I prefer to keep my SQL standard to retain the ability to switch vendors at any time. But I'm pragmatic. Use vendor-specific stuff if it really gives you a boost. Just be aware of what you're losing and try to isolate the vendor-specific stuff as much as possible.
People that use "select * from ..." when they don't need every column should be beaten into submission.
Likewise those that select every row to filter out on the client side. The people that write our DBMS' aren't sitting around all day playing Solitaire, they know how to make queries run fast. Let the database do what it's best at. Filtering and aggregation is best done on the server side - only send what is needed across the wire.
Generate your queries to be useful.
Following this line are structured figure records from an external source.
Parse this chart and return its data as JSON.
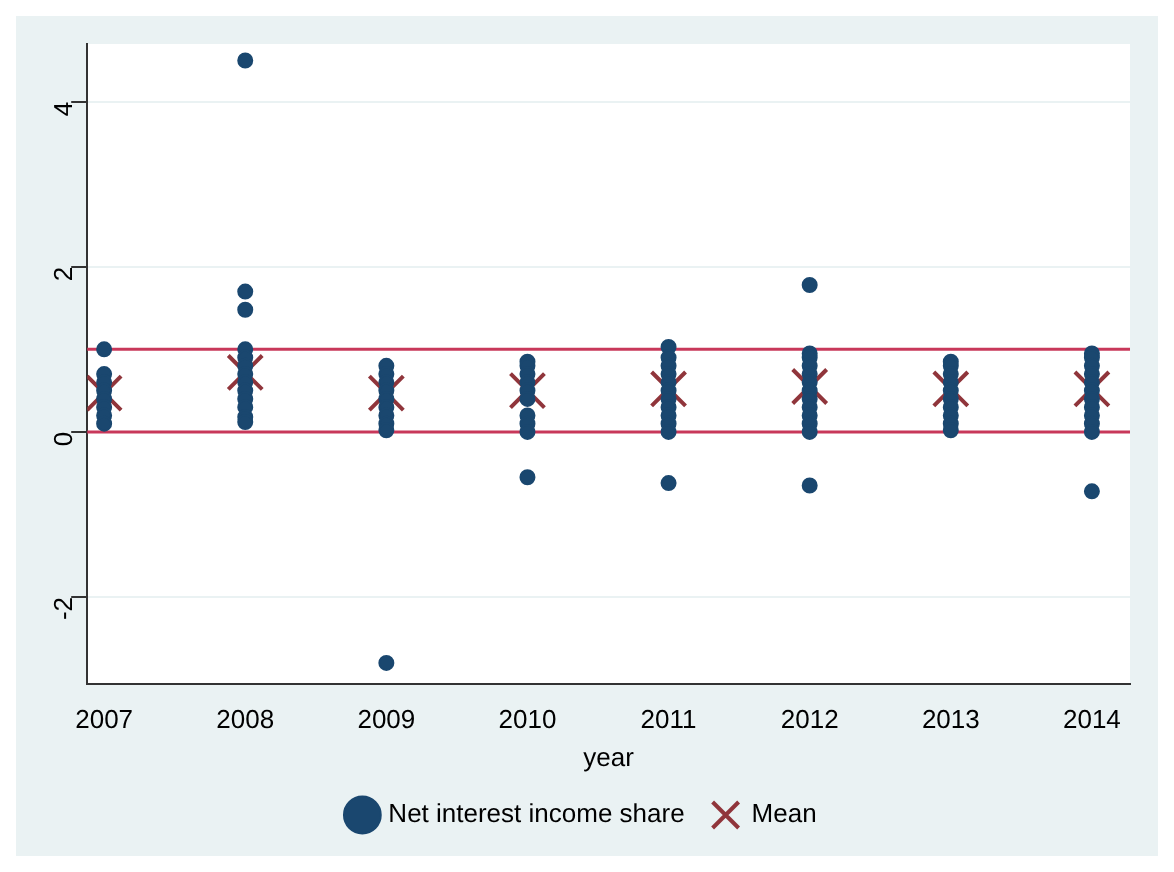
{
  "chart_data": {
    "type": "scatter",
    "xlabel": "year",
    "xlim": [
      2006.88,
      2014.27
    ],
    "xticks": [
      2007,
      2008,
      2009,
      2010,
      2011,
      2012,
      2013,
      2014
    ],
    "ylim": [
      -3.05,
      4.7
    ],
    "yticks": [
      -2,
      0,
      2,
      4
    ],
    "grid": "y",
    "legend": "bottom",
    "series": [
      {
        "name": "Net interest income share",
        "color": "#1a476f",
        "marker": "circle",
        "x": [
          2007,
          2007,
          2007,
          2007,
          2007,
          2007,
          2007,
          2007,
          2008,
          2008,
          2008,
          2008,
          2008,
          2008,
          2008,
          2008,
          2008,
          2008,
          2008,
          2008,
          2008,
          2009,
          2009,
          2009,
          2009,
          2009,
          2009,
          2009,
          2009,
          2009,
          2009,
          2010,
          2010,
          2010,
          2010,
          2010,
          2010,
          2010,
          2010,
          2010,
          2010,
          2011,
          2011,
          2011,
          2011,
          2011,
          2011,
          2011,
          2011,
          2011,
          2011,
          2011,
          2011,
          2012,
          2012,
          2012,
          2012,
          2012,
          2012,
          2012,
          2012,
          2012,
          2012,
          2012,
          2012,
          2012,
          2013,
          2013,
          2013,
          2013,
          2013,
          2013,
          2013,
          2013,
          2013,
          2013,
          2014,
          2014,
          2014,
          2014,
          2014,
          2014,
          2014,
          2014,
          2014,
          2014,
          2014,
          2014
        ],
        "values": [
          1.0,
          0.7,
          0.6,
          0.5,
          0.4,
          0.3,
          0.2,
          0.1,
          4.5,
          1.7,
          1.48,
          1.0,
          0.9,
          0.8,
          0.7,
          0.6,
          0.5,
          0.4,
          0.3,
          0.18,
          0.12,
          0.8,
          0.7,
          0.6,
          0.5,
          0.4,
          0.3,
          0.2,
          0.1,
          0.02,
          -2.8,
          0.85,
          0.8,
          0.7,
          0.6,
          0.5,
          0.4,
          0.2,
          0.1,
          0.0,
          -0.55,
          1.03,
          0.9,
          0.8,
          0.7,
          0.6,
          0.5,
          0.4,
          0.3,
          0.2,
          0.1,
          0.0,
          -0.62,
          1.78,
          0.95,
          0.9,
          0.8,
          0.7,
          0.6,
          0.5,
          0.4,
          0.3,
          0.2,
          0.1,
          0.0,
          -0.65,
          0.85,
          0.8,
          0.7,
          0.6,
          0.5,
          0.4,
          0.3,
          0.2,
          0.1,
          0.02,
          0.95,
          0.9,
          0.8,
          0.7,
          0.6,
          0.5,
          0.4,
          0.3,
          0.2,
          0.1,
          0.0,
          -0.72
        ]
      },
      {
        "name": "Mean",
        "color": "#90353b",
        "marker": "cross",
        "x": [
          2007,
          2008,
          2009,
          2010,
          2011,
          2012,
          2013,
          2014
        ],
        "values": [
          0.47,
          0.72,
          0.47,
          0.5,
          0.52,
          0.55,
          0.52,
          0.52
        ]
      }
    ],
    "ref_lines": [
      {
        "axis": "y",
        "value": 0,
        "color": "#c8385a"
      },
      {
        "axis": "y",
        "value": 1,
        "color": "#c8385a"
      }
    ]
  }
}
Other than the DoD who require reports detailing every component of their aircraft carriers down to the nuts-and-bolts level, no-one's interested in reading your 1200-page report no matter how useful you think it may be. In fact, I don't think the DoD reads theirs either, but I wouldn't want some general chewing me out because I didn't deliver - those guys can be loud and they have a fair bit of sophisticated weaponry under their control.
At least use InnoDB. You will feel the pain when you realize MyISAM has just lost your data...
Apart from this, you should give more information about what you want to do.
You don't need to use InnoDB if you don't have data integrity and atomic action requirements. You want to use InnoDB if you have foreign keys between tables and you are required to keep the constraints, or if you need to update multiple tables in atomic operation. Otherwise, if you just need to use the table to do analysis, MyISAM is fine.
For queries, make sure you build smart indexes to suite your query. For example, if you want to sort by columns c and selecting based on columns a, and b, make sure you have an index that covers columns a, b, and c, in that order, and that index includes full length of each column, rather than a prefix. If you don't do your index right, sorting over a large amount of data will kill you. See http://dev.mysql.com/doc/refman/5.0/en/order-by-optimization.html
Just a note about InnoDB and setting up and testing a large table with it. If you start injecting your data, it will take hours. Make sure you issue commits periodically, otherwise if you want to stop and redo for whatever reason, you end up have to 1) wait hours for transaction recovery, or 2) kill mysqld, set InnoDB recover flag to no recover and restart. Also if you want to re-inject data from scratch, DROP the table and recreate it is almost instantaneous, but it will take hours to actually "DELETE FROM table".